La belle Adélaïde s’assit sur la terre et ne proféra plus une parole ; mais elle devint pâle comme les froides statues qui décoraient le portail ; car son cœur était prêt à se briser.
La rose dont le doux éclat animait autrefois sa joue, venait de disparaître ; mais la blancheur de sa peau de lis était plus belle qu’auparavant.
« Charmante dame, oh ! levez-vous ! s’écria le page : ne demeurez pas ici couchée de la sorte. » Elle ne répondit rien ; mais un soupir qu’elle exhala, parla du tourment de son cœur.
Ses femmes accoururent pour la ranimer, mais leurs soins furent inutiles : chaque passant pleurait de la voir accablée par le désespoir.
Ils la relevèrent du sol et l’arrosèrent d’eau limpide ; mais l’eau de la plus froide source n’était pas aussi froide qu’elle.
On vit alors accourir vers la ville les cavaliers que le prince avait envoyés en diligence pour annoncer qu’il respirait encore et rassurer Adélaïde.
Car lorsque ce malheureux prince tomba, la flèche n’avait point tranché le fil de ses jours : ses guerriers le secoururent et l’emportèrent sans danger.
Ils secoururent leur malheureux prince et le transportèrent à Carlisle ; et là respirait ce jeune héros quoique blessé, triste et souffrant.
La belle Adélaïde entendit la surprenante nouvelle et trois fois elle soupira de joie : puis, accablée de tant d’émotions diverses, l’infortunée se leva.... sourit.... et mourut.
Les pleurs que ses dames versèrent jaillirent eu abondance le vent qui murmurait alors était chargé de leurs soupirs.
Le page vit descendre la belle Adélaïde au sein d’une tombe profonde, et placer à sa tête un monceau de gazon et à ses pieds une pierre.

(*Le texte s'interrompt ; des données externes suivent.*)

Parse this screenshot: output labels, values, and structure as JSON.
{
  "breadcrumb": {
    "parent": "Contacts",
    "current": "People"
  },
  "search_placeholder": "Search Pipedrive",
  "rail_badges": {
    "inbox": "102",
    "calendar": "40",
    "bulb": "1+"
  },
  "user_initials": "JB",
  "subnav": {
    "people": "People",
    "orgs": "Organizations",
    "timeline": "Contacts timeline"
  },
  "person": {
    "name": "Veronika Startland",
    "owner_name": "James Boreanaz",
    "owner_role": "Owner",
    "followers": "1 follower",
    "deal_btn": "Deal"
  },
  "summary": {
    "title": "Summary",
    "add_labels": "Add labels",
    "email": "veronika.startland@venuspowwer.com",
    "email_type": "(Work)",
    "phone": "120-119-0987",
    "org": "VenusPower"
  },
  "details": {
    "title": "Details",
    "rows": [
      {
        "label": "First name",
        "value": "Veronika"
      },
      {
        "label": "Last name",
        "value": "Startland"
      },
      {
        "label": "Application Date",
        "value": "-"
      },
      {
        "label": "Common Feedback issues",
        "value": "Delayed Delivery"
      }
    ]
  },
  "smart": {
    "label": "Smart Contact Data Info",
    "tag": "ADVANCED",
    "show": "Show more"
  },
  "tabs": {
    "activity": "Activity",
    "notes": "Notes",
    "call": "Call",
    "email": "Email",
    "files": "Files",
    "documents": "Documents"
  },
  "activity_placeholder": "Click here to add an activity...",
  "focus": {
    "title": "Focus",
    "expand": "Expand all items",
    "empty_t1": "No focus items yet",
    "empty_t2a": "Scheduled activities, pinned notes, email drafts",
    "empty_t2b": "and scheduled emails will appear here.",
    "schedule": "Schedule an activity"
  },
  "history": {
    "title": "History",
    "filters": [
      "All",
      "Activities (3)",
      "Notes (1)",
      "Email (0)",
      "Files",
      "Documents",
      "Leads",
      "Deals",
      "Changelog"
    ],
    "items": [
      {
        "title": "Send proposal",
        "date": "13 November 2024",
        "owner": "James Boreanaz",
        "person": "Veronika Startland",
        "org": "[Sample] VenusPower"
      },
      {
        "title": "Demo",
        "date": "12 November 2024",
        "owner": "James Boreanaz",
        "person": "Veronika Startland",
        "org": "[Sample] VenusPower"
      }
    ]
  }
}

Alors il se remit en route avec des pleurs et des sanglots, et se rendit à Carlisle tout vêtu de noir.
Il courut où logeait le prince et fléchit humblement le genou. « Que fait la belle Adélaïde ? mon page, venez me le dire.

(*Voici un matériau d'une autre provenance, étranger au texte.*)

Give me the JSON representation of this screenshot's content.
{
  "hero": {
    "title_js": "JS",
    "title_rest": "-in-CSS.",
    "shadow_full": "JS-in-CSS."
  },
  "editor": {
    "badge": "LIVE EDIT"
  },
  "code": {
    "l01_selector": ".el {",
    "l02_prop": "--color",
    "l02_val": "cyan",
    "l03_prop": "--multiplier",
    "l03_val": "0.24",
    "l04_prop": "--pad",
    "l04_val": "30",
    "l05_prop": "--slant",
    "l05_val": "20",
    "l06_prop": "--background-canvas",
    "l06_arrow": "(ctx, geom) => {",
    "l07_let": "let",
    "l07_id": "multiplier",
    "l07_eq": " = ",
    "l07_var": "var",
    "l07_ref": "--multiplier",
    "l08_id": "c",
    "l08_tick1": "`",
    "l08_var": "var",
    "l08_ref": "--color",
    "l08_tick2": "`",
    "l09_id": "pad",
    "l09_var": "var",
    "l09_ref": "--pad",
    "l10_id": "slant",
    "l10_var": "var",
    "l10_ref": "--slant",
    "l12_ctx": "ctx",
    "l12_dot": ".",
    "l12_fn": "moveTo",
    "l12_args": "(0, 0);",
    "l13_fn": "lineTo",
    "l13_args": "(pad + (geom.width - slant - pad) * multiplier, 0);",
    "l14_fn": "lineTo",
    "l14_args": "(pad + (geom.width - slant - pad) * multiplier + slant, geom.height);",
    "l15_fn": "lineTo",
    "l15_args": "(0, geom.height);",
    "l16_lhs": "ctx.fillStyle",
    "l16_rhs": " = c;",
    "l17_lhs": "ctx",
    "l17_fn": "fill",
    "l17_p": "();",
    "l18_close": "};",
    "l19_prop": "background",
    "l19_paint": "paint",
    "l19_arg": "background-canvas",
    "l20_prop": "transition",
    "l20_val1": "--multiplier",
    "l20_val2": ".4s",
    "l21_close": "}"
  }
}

– « La belle Adélaïde !.... hélas ! cette beauté si rare est morte et dans la tombe : à sa tête s’élève un monceau de gazon, et ses talons reposent sur une pierre.
« La belle Adélaïde est morte et dans la tombe : les vers dévorent son sein et c’est pour l’amour de vous, ô mon prince, que cette beauté n’est plus ! L’herbe croît, la pierre se dresse où cette belle repose.
Le prince alors soupira tristement le chagrin accablait son cœur : il frappa sa poitrine et ses pleurs commencèrent couler.
« Es-tu dans la tombe, mon Adélaïde ! es-tu partie ? s’écria-t-il : Plût au ciel qu’avec toi j’eusse perdu la vie, ô mon fidèle amour !
« Tu m’es ravie, ô mon Adélaïde ! la tombe te dévore : un tertre de gazon s’élève à ta tête chérie, une pierre à tes pieds !
« Le gazon qui croît sur ta tombe, chère Adélaïde ! sera baigné de mes larmes, et la pierre qui s’élève tes pieds doit s’amollir, ô mon amour ! avant que je t’oublie. »
Lorsque la nouvelle de la bataille gagnée dans le nord, fut arrivée en Angleterre, le roi Étienne et toute sa noblesse, allèrent avec joie au-devant des vainqueurs.
Il s’ouvrit alors des joutes et des tournois, et les festins suivirent les festins ; et le peuple se réjouit avec des transports d’allégresse, de la victoire du Cuton-Moor.
Mais de nombreux soupirs se mêlèrent aux vents et d’abondantes larmes à la pluie ; car plus d’un cœur fut brisé par la bataille de Cuton-Moor.
Plus d’une veuve abandonnée, plus d’un orphelin sans appui et plus d’une vierge maudirent la victoire du Cuton-Moor.
La belle Adélaïde était dans la tombe : les pleurs de ses dames coulaient, et plus d’un malheureux pleura avec elles le désastre du Cuton-Moor.
Le prêtre lui-même pleura, lorsqu’il chanta la messe pour les âmes de ceux qui avaient péri à la bataille du Cuton-Moor.
William Julius MICKLE.
Recueilli dans Ballades, légendes et chants populaires
de l’Angleterre et de l’Écosse,
publiés par A. Loève-Veimars, 1825.
1 Veuve de l’empereur Henri IV et remariée à Geoffroy Plantagenet, comte d’Anjou.